By designing from the outside first specifying invariants, then the public
interface, and only then the implementation. We will:

- keep tests concise and declarative,
- prevent tests from pinning internal implementation details,
- and end up with higher-quality abstractions and more stable behaviour over
time.

In this opinionated version of TDD:

1. **Invariants**: We write down the behavioural laws of the
feature/abstraction. Each invariant must include a short explanation of _why_
it exists, to make future negotiation (change/removal) possible.

2. **Interface**: We design the public surface that makes those invariants
usable. This is the types/signatures/config shape.

3. **Implementation**: We write the code that satisfies the interface while
making all invariants pass.

### Evaluation plan

- For this experiment, a feature/abstraction is only considered “hardened” if:
- its core invariants can be stated in a short, declarative form, and
- those invariants are enforced by tests.

- If we cannot express the invariants declaratively, we treat this as a design
smell:
- either the abstraction is not yet well-formed and should remain “internal”,
- or we need to refactor the concept until the invariants become clear.

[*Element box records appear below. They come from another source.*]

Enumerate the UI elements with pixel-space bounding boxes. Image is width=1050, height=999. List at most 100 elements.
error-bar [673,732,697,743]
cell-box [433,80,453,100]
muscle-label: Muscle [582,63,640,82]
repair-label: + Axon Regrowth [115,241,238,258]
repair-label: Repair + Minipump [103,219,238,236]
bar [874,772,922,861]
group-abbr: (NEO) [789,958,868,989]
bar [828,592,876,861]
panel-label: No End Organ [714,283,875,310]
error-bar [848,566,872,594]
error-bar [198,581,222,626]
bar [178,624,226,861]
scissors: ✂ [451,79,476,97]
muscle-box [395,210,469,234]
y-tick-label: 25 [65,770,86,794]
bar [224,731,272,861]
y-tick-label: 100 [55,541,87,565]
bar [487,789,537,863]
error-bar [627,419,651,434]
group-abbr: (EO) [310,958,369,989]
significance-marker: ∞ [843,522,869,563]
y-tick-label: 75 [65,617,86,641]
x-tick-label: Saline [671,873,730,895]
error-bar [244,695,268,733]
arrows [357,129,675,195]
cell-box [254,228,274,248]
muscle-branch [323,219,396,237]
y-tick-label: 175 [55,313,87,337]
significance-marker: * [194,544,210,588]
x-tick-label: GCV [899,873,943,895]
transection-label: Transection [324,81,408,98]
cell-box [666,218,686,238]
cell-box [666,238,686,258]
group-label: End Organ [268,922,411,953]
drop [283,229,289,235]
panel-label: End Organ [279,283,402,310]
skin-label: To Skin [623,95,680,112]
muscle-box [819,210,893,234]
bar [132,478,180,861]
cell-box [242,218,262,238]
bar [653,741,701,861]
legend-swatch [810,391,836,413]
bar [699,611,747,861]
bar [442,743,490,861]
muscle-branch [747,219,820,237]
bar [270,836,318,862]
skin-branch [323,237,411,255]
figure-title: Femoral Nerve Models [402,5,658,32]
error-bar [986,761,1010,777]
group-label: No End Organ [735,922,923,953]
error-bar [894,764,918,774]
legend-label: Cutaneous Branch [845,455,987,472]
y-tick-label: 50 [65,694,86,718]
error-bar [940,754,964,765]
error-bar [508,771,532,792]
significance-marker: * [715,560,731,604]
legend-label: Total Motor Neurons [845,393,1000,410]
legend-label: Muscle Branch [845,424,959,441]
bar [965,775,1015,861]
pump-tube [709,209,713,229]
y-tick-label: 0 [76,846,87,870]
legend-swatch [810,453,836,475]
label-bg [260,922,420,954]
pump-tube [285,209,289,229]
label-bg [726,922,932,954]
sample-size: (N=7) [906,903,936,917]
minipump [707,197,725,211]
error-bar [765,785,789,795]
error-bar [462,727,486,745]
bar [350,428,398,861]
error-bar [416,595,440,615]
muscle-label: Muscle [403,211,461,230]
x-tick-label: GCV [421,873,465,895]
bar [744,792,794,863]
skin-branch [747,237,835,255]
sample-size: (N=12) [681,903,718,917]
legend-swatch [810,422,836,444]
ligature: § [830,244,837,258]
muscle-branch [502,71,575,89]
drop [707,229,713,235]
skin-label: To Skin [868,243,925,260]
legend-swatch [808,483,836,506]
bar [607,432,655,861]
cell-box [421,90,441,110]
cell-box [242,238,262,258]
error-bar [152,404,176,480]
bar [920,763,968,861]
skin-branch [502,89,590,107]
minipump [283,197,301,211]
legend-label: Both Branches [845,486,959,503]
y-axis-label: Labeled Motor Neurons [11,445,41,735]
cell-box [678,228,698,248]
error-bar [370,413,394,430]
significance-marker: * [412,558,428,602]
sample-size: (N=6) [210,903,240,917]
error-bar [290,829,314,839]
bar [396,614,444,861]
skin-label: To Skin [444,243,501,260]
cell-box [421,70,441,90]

- We will judge the experiment successful if, for the chosen pilot feature:
- refactors feel safer and faster,
- tests remain small and readable (no giant imperative scaffolding),
- and contributors can understand the behaviour by reading the invariants +
interface without diving into implementation.

### Exploration points

- We will design and use a utility to support work on projections in the policy
list subscription preview work
https://github.com/Gnuxie/matrix-protection-suite/pull/101.

## Outcomes

We developed a `SemanticType` abstraction that could document the behaviour of
an abstraction:

> A semantic type is used to describe the expected behavior of a type beyond its
> shape. At the moment invariants can be specified through the `Law` method.
> This adds structure to important behavioural contracts that would otherwise be
> placed loosely in unit tests with no organisation.

> Another important feature of the invariant law is that they describe why they
> are included in the sematic type which helps negotiating their removal if the
> underlying abstraction changes.

> Critically the laws as opposed to tests are also defined against the interface
> and not any single concrete implementation. But all implementations can test
> their implementation against the semantic type. This brings the benefits of
> test driven development directly to the stage where the interface (and thus
> abstraction) is defined (or changed). Before any concrete implementation is
> even considered.

- This worked but required a large amount of boiler plate to implement the
checks. Which might not be appropriate for all cases. There is value in
specifying the `what` and `why` of behaviour without having to provide a check
to verify it.

- It's clear that wider use of the `SemanticType` abstraction would lead to
repetition in the checks. This is already visible in
https://github.com/Gnuxie/matrix-protection-suite/pull/101.

- It's too early to really evaluate it but it at least "felt" cleaner, more
structured, and valuable than unit tests. Even if that's because it forces a
TDD approach to designing, and then implementing the abstraction.

- There's a gap for how to apply `SemanticType` to existing abstractions in
order to break them or modify their behaviour without completely rewriting
them. This is important because obviously almost all of the abstractions in
our code base haven't been designed this way.